His co-workers at Durham School Services were delighted but not very surprised that Bowes received such a warm sendoff, said Destiny Cordero, a dispatcher at the statewide bus company.
“All of us girls in the office watching the video that they had put out on the news had tears in our eyes,” Cordero said. “He’s a really good driver and worker and he has respect for all of the children that he picks up.”
Driving a school bus is stressful. Simple accidents easily dismissed by any other motorists could be career-enders for bus drivers. The passengers can be unruly. If buses don’t run on schedule, they can derail a school day, and last-minute changes are common.
“Sometimes they hand you a sheet and you just have to go,” Cordero said. “You could be in the middle of a run going somewhere trying to keep it on time and end up having to go someplace you don’t know.”
Bowes’ bus driving record is spotless, Cordero said.‘Sense of peace’
His schools also appreciated Bowes. Cook Hill Elementary School Principal Kristine Friend and Parker Farms Elementary Principal Christina Sagnella were among those who greeted Bowes at Broadview Drive. Students at both schools cheered him with banners and drawings of big hearts during stops there on Thursday, Amodio said.
Parents will miss having Bowes behind the wheel. For one thing, when it comes to keeping kids up-to-date with the school schedules, “he’s better than some of us parents,” Amodio said.
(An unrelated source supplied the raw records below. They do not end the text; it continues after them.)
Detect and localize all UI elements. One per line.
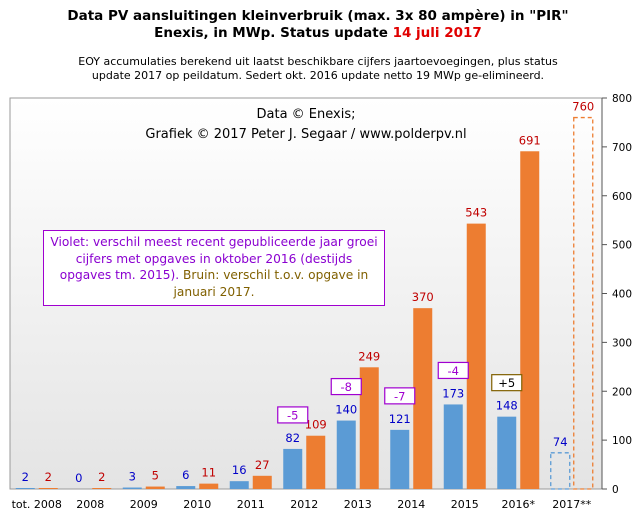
bar-blue [122, 487, 142, 489]
bar-blue [229, 481, 249, 489]
data-label-orange: 109 [305, 418, 327, 432]
data-label-orange: 760 [572, 100, 594, 114]
data-label-blue: 6 [182, 468, 189, 482]
difference-box [277, 406, 309, 424]
difference-value: -4 [448, 364, 459, 378]
x-category-label: 2015 [451, 498, 479, 511]
bar-orange [38, 488, 58, 489]
y-tick-label: 800 [612, 93, 632, 105]
chart-subtitle-line1: EOY accumulaties berekend uit laatst bes… [78, 55, 558, 68]
difference-value: +5 [498, 376, 515, 390]
bar-blue [176, 486, 196, 489]
y-tick-label: 300 [612, 337, 632, 349]
difference-marker: +5 [491, 374, 523, 392]
data-label-orange: 5 [152, 469, 159, 483]
x-category-label: 2010 [183, 498, 211, 511]
chart-title-line2-prefix: Enexis, in MWp. Status update [154, 25, 392, 41]
x-category-label: 2013 [344, 498, 372, 511]
data-label-orange: 2 [98, 470, 105, 484]
x-category-label: tot. 2008 [12, 498, 62, 511]
difference-marker: -4 [437, 361, 469, 380]
difference-value: -5 [287, 408, 298, 422]
data-labels: 2 2 0 2 3 5 6 11 16 27 82 109 140 249 121 370 173 543 148 6… [22, 100, 595, 485]
data-label-blue: 121 [389, 412, 411, 426]
y-tick-label: 200 [612, 386, 632, 398]
difference-marker: -8 [330, 377, 362, 396]
bar-blue [390, 429, 410, 489]
bar-orange [199, 483, 219, 489]
annotation-box: Violet: verschil meest recent gepublicee… [43, 230, 385, 306]
difference-value: -8 [341, 380, 352, 394]
data-label-blue: 173 [442, 386, 464, 400]
bar-blue [283, 448, 303, 489]
difference-marker: -7 [384, 387, 416, 405]
y-tick-label: 400 [612, 289, 632, 301]
bar-blue [497, 416, 517, 489]
bar-blue [15, 488, 35, 489]
difference-box [491, 374, 523, 392]
y-tick-label: 700 [612, 142, 632, 154]
bar-orange [359, 367, 379, 489]
annotation-violet-text: Violet: verschil meest recent gepublicee… [50, 235, 378, 282]
bar-orange [145, 486, 165, 489]
data-label-blue: 0 [75, 471, 82, 485]
x-category-label: 2014 [397, 498, 425, 511]
data-label-blue: 140 [335, 403, 357, 417]
x-axis-categories: tot. 2008 2008 2009 2010 2011 2012 2013 2014 201… [12, 498, 592, 511]
bar-blue [336, 420, 356, 489]
bars [15, 116, 594, 490]
x-category-label: 2012 [290, 498, 318, 511]
data-label-blue: 3 [129, 470, 136, 484]
y-tick-label: 500 [612, 240, 632, 252]
chart-subtitle-line2: update 2017 op peildatum. Sedert okt. 20… [92, 69, 544, 82]
data-label-orange: 370 [412, 290, 434, 304]
data-label-orange: 11 [201, 466, 216, 480]
bar-orange [252, 475, 272, 489]
bar-orange [306, 435, 326, 489]
y-tick-label: 100 [612, 435, 632, 447]
y-tick-label: 0 [612, 484, 619, 496]
bar-orange [92, 488, 112, 489]
difference-markers: -5 -8 -7 -4 +5 [277, 361, 523, 424]
data-label-blue: 16 [232, 463, 247, 477]
data-label-blue: 82 [285, 431, 300, 445]
annotation-brown-text: Bruin: verschil t.o.v. opgave in januari… [173, 268, 369, 299]
data-label-blue: 2 [22, 470, 29, 484]
y-tick-label: 600 [612, 191, 632, 203]
bar-outline-orange [573, 116, 594, 490]
difference-box [330, 377, 362, 396]
bar-orange [466, 223, 486, 489]
bar-orange [413, 308, 433, 489]
chart-title-date: 14 juli 2017 [393, 25, 482, 41]
x-category-label: 2011 [237, 498, 265, 511]
credit-line2: Grafiek © 2017 Peter J. Segaar / www.pol… [145, 127, 466, 142]
difference-marker: -5 [277, 406, 309, 424]
y-axis: 0 100 200 300 400 500 600 700 800 [601, 93, 632, 496]
data-label-orange: 543 [465, 206, 487, 220]
data-label-blue: 74 [553, 435, 568, 449]
chart-title-line1: Data PV aansluitingen kleinverbruik (max… [67, 8, 568, 24]
chart-title-line2: Enexis, in MWp. Status update 14 juli 20… [154, 25, 482, 41]
data-label-orange: 249 [358, 349, 380, 363]
x-category-label: 2009 [130, 498, 158, 511]
difference-box [437, 361, 469, 380]
data-label-orange: 691 [519, 133, 541, 147]
bar-orange [520, 151, 540, 489]
x-category-label: 2016* [502, 498, 536, 511]
bar-blue [443, 404, 463, 489]
difference-value: -7 [394, 389, 405, 403]
bar-outline-blue [550, 452, 571, 490]
data-label-orange: 2 [45, 470, 52, 484]
x-category-label: 2017** [552, 498, 591, 511]
x-category-label: 2008 [76, 498, 104, 511]
data-label-blue: 148 [496, 399, 518, 413]
data-label-orange: 27 [255, 458, 270, 472]
credit-line1: Data © Enexis; [257, 107, 356, 122]
difference-box [384, 387, 416, 405]
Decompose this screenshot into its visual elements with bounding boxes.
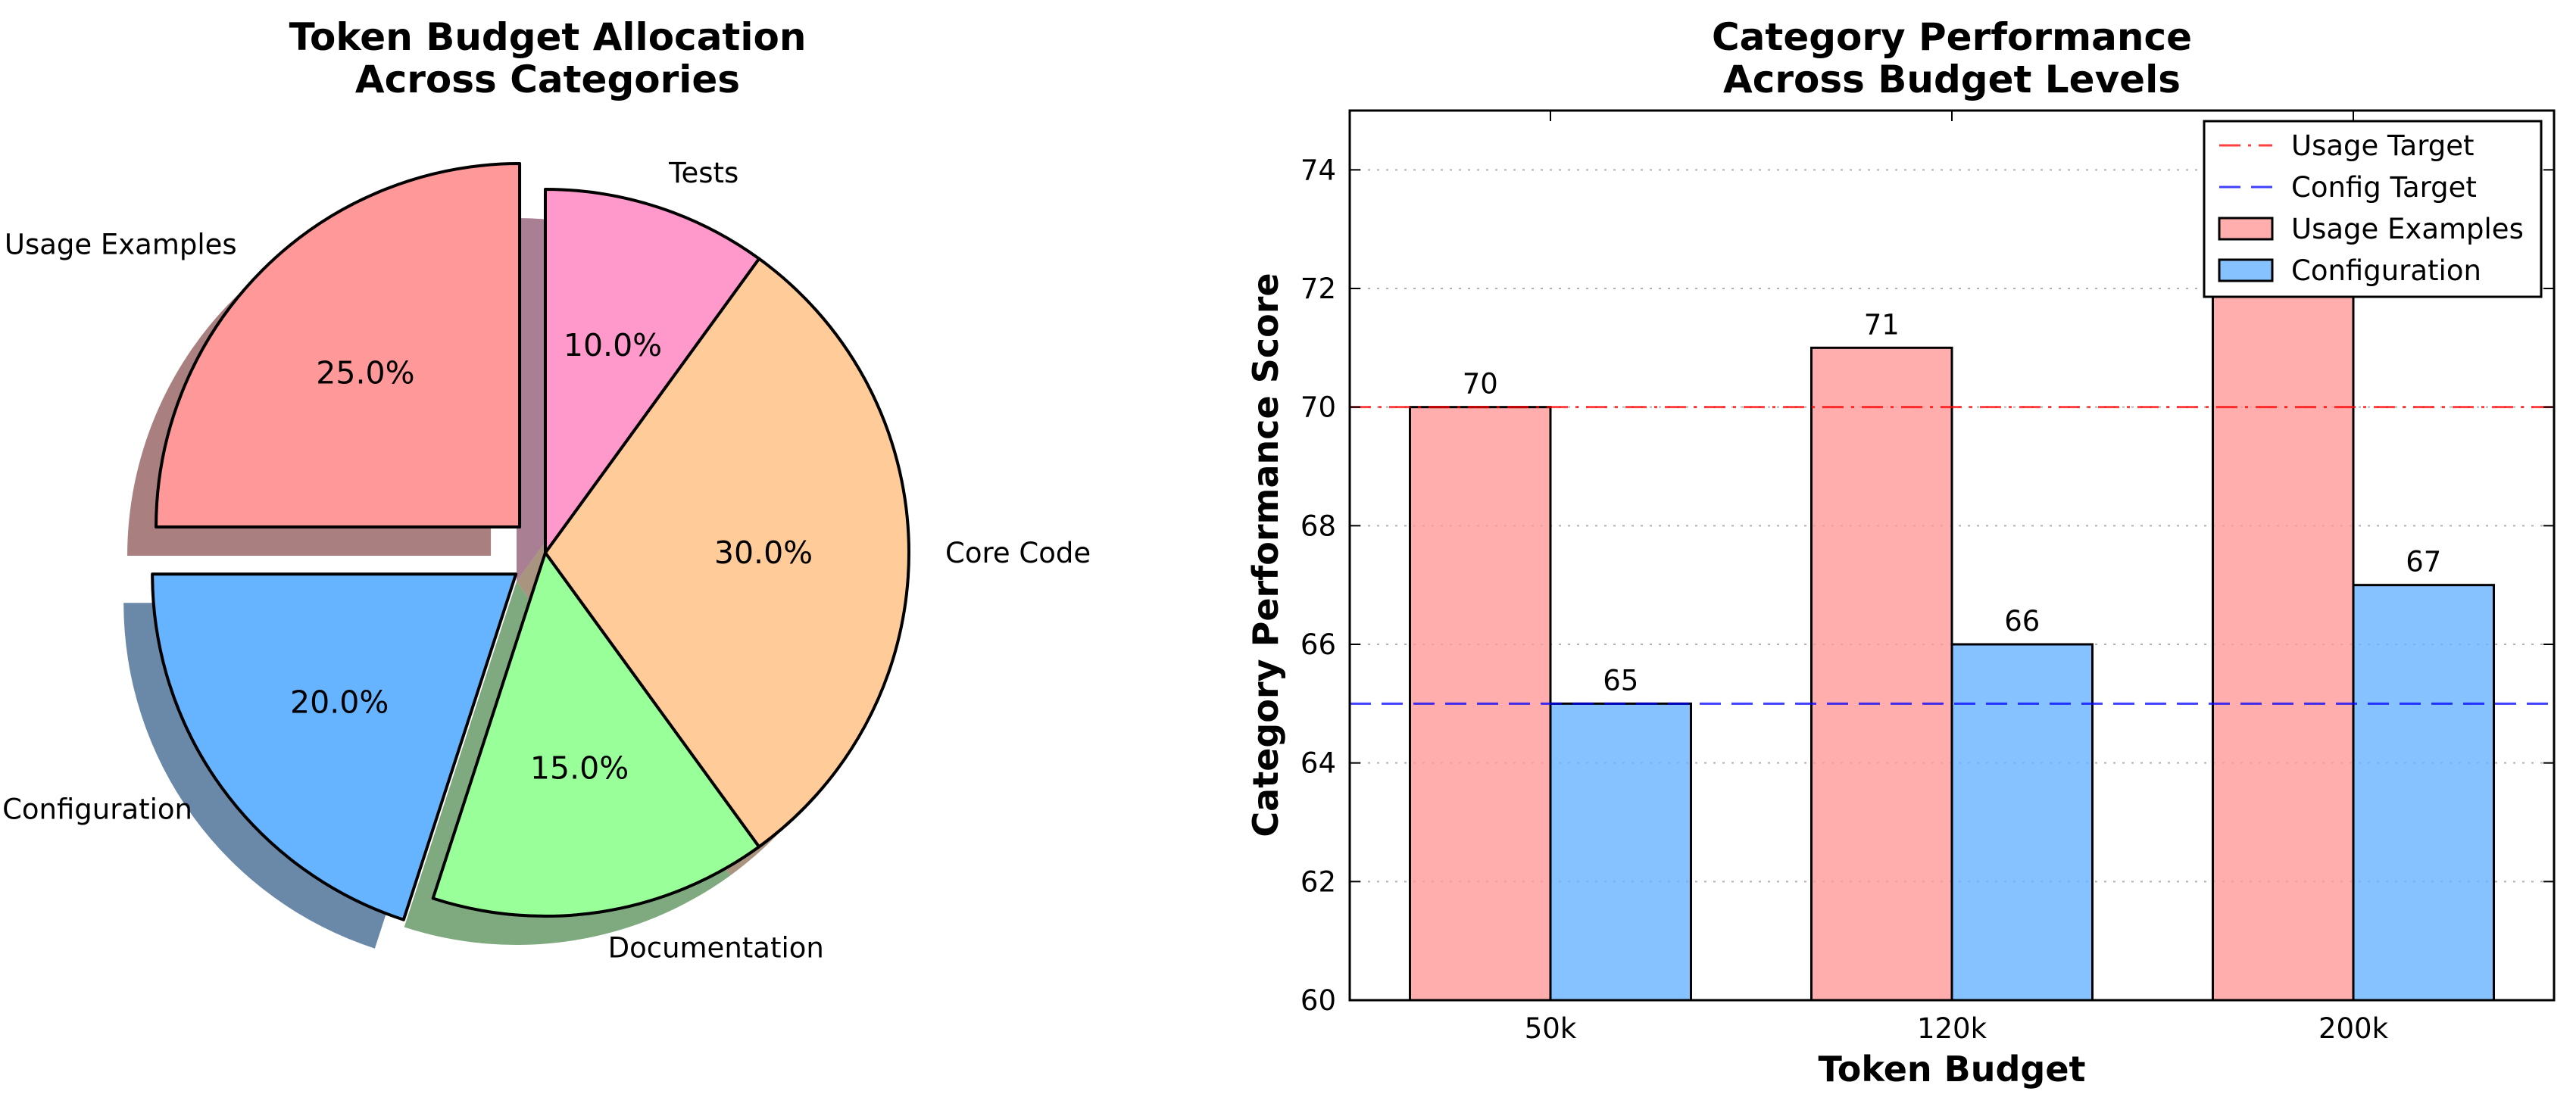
pie-slice-configuration [151, 572, 518, 921]
pie-pct-label-tests: 10.0% [564, 327, 662, 363]
pie-chart: Token Budget Allocation Across Categorie… [2, 15, 1091, 964]
pie-labels: 25.0% Usage Examples 20.0% Configuration 15.… [2, 157, 1091, 965]
legend-label-configuration: Configuration [2291, 254, 2481, 287]
pie-slice-usage-examples [155, 162, 522, 529]
pie-label-tests: Tests [668, 157, 738, 189]
bar-configuration-120k [1950, 643, 2094, 1002]
legend-label-config-target: Config Target [2291, 171, 2477, 204]
pie-pct-label-usage-examples: 25.0% [316, 354, 414, 391]
ytick-label-68: 68 [1300, 510, 1336, 542]
ytick-label-64: 64 [1300, 747, 1336, 780]
pie-title-line-2: Across Categories [355, 58, 740, 101]
xtick-label-120k: 120k [1917, 1012, 1987, 1045]
ytick-label-62: 62 [1300, 865, 1336, 898]
pie-label-documentation: Documentation [608, 931, 824, 964]
pie-title-line-1: Token Budget Allocation [289, 15, 807, 59]
legend-label-usage-examples: Usage Examples [2291, 213, 2524, 245]
bar-configuration-50k [1549, 702, 1692, 1002]
pie-label-core-code: Core Code [945, 537, 1091, 569]
ytick-label-60: 60 [1300, 984, 1336, 1017]
bar-title-line-1: Category Performance [1712, 15, 2192, 59]
bar-value-configuration-200k: 67 [2406, 546, 2441, 578]
pie-slice-documentation [431, 551, 761, 918]
bar-configuration-200k [2352, 584, 2495, 1002]
legend-swatch-configuration [2218, 258, 2274, 282]
pie-slice-core-code [544, 257, 911, 849]
bar-value-usage-examples-50k: 70 [1463, 368, 1498, 401]
bar-value-labels: 70 71 65 66 67 [1463, 308, 2442, 697]
pie-label-configuration: Configuration [2, 793, 192, 826]
xtick-label-200k: 200k [2318, 1012, 2389, 1045]
legend: Usage Target Config Target Usage Examples C… [2203, 120, 2543, 298]
ytick-label-74: 74 [1300, 154, 1336, 186]
pie-slice-tests [544, 188, 761, 554]
legend-label-usage-target: Usage Target [2291, 129, 2475, 162]
bar-title-line-2: Across Budget Levels [1723, 58, 2181, 101]
legend-swatch-usage-examples [2218, 217, 2274, 241]
bar-usage-examples-200k [2212, 287, 2355, 1002]
pie-pct-label-configuration: 20.0% [290, 684, 389, 720]
bar-chart: Category Performance Across Budget Level… [1245, 15, 2556, 1090]
bar-value-configuration-50k: 65 [1603, 664, 1638, 697]
pie-pct-label-core-code: 30.0% [714, 535, 813, 571]
bars [1409, 287, 2495, 1002]
ytick-label-70: 70 [1300, 391, 1336, 424]
x-axis-label: Token Budget [1818, 1049, 2085, 1090]
ytick-label-72: 72 [1300, 273, 1336, 305]
bar-value-configuration-120k: 66 [2004, 605, 2040, 638]
bar-usage-examples-120k [1810, 346, 1953, 1002]
pie-pct-label-documentation: 15.0% [530, 750, 629, 786]
target-lines [1350, 406, 2554, 705]
pie-label-usage-examples: Usage Examples [5, 229, 237, 261]
axis-ticks: 60 62 64 66 68 70 72 74 50k 120k 200k [1300, 111, 2554, 1045]
ytick-label-66: 66 [1300, 628, 1336, 661]
xtick-label-50k: 50k [1525, 1012, 1577, 1045]
y-axis-label: Category Performance Score [1245, 273, 1286, 837]
pie-slices [151, 162, 911, 921]
bar-value-usage-examples-120k: 71 [1864, 308, 1900, 341]
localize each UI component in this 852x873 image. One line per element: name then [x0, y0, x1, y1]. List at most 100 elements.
Bowes, who is also nicknamed “Big Al” or “Mr. Al,” is retiring from driving yellow buses, but will keep driving vans for the company, Cordero said.
Still, it won’t be the same, Amodio said.
“It’s very important to have someone like Al, to know that he is driving your kids safely and treating them as if they were his own,” Amodio said. “It gives you that sense of peace knowing that they are in good hands.”